The article says he's a Chelski striker but I've never heard of him.
He's slagging off Auba for the mask. Look, I hate American superheroes as much as anyone, but if it makes our star striker happy after his two goals and an assist have won us a major comeback to the next round, he can do wtf he likes, in my book.
He could pull up his top to reveal a "Vote Modi, nuke Tibet" tee-shirt and I'd find a way to forgive him.
Yes, the yellow card's annoying. But if he goes on one of his scoring streaks where he gets a goal or assist every game for the rest of the reason, I couldn't care less.
So who is this Cundy? I thought he interviewed the Pistols on telly and got sacked.
"Plenty of strikers can score goals," he said, gesturing to the famous old stands casting shadows around us.
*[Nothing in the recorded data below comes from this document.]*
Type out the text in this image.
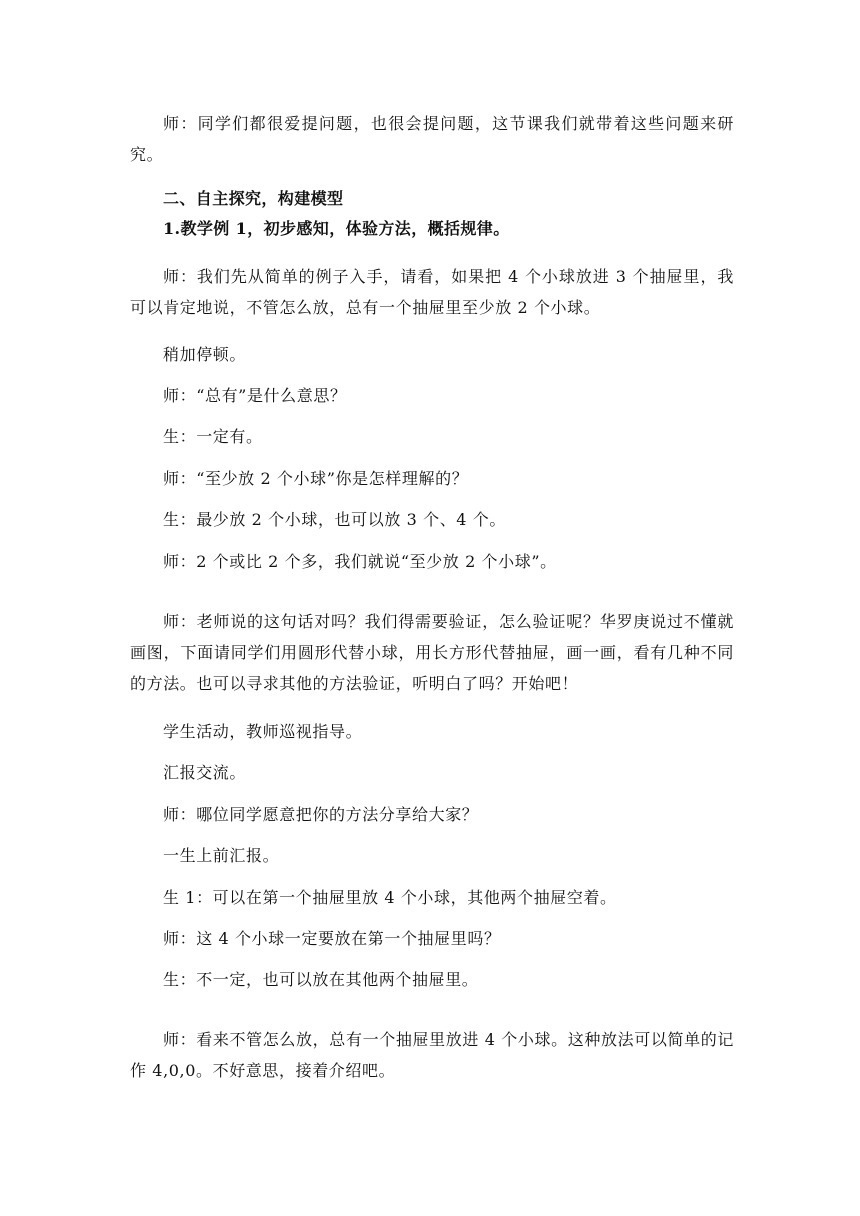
师：同学们都很爱提问题，也很会提问题，这节课我们就带着这些问题来研究。

二、自主探究，构建模型

1.教学例 1，初步感知，体验方法，概括规律。

师：我们先从简单的例子入手，请看，如果把 4 个小球放进 3 个抽屉里，我可以肯定地说，不管怎么放，总有一个抽屉里至少放 2 个小球。

稍加停顿。

师：“总有”是什么意思？

生：一定有。

师：“至少放 2 个小球”你是怎样理解的？

生：最少放 2 个小球，也可以放 3 个、4 个。

师：2 个或比 2 个多，我们就说“至少放 2 个小球”。

师：老师说的这句话对吗？我们得需要验证，怎么验证呢？华罗庚说过不懂就画图，下面请同学们用圆形代替小球，用长方形代替抽屉，画一画，看有几种不同的方法。也可以寻求其他的方法验证，听明白了吗？开始吧！

学生活动，教师巡视指导。

汇报交流。

师：哪位同学愿意把你的方法分享给大家？

一生上前汇报。

生 1：可以在第一个抽屉里放 4 个小球，其他两个抽屉空着。

师：这 4 个小球一定要放在第一个抽屉里吗？

生：不一定，也可以放在其他两个抽屉里。

师：看来不管怎么放，总有一个抽屉里放进 4 个小球。这种放法可以简单的记作 4,0,0。不好意思，接着介绍吧。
"But a lot have found it difficult wearing the number 9 shirt for The Arsenal."
Did he ever win f¨ck all?
He's played for the two shîtest team in London and complains about the Arsenal forward who was fastest to 50 goals ever.*
*I don't know whether this was PL era. The commentator didn't say so, but you know these cünts all think footie started in '92.
I'm sure LA can tell us how long Ted Drake or Cliff Bastin took. But anyway, how many goals did thins Jason Cünty ever score? I shall look.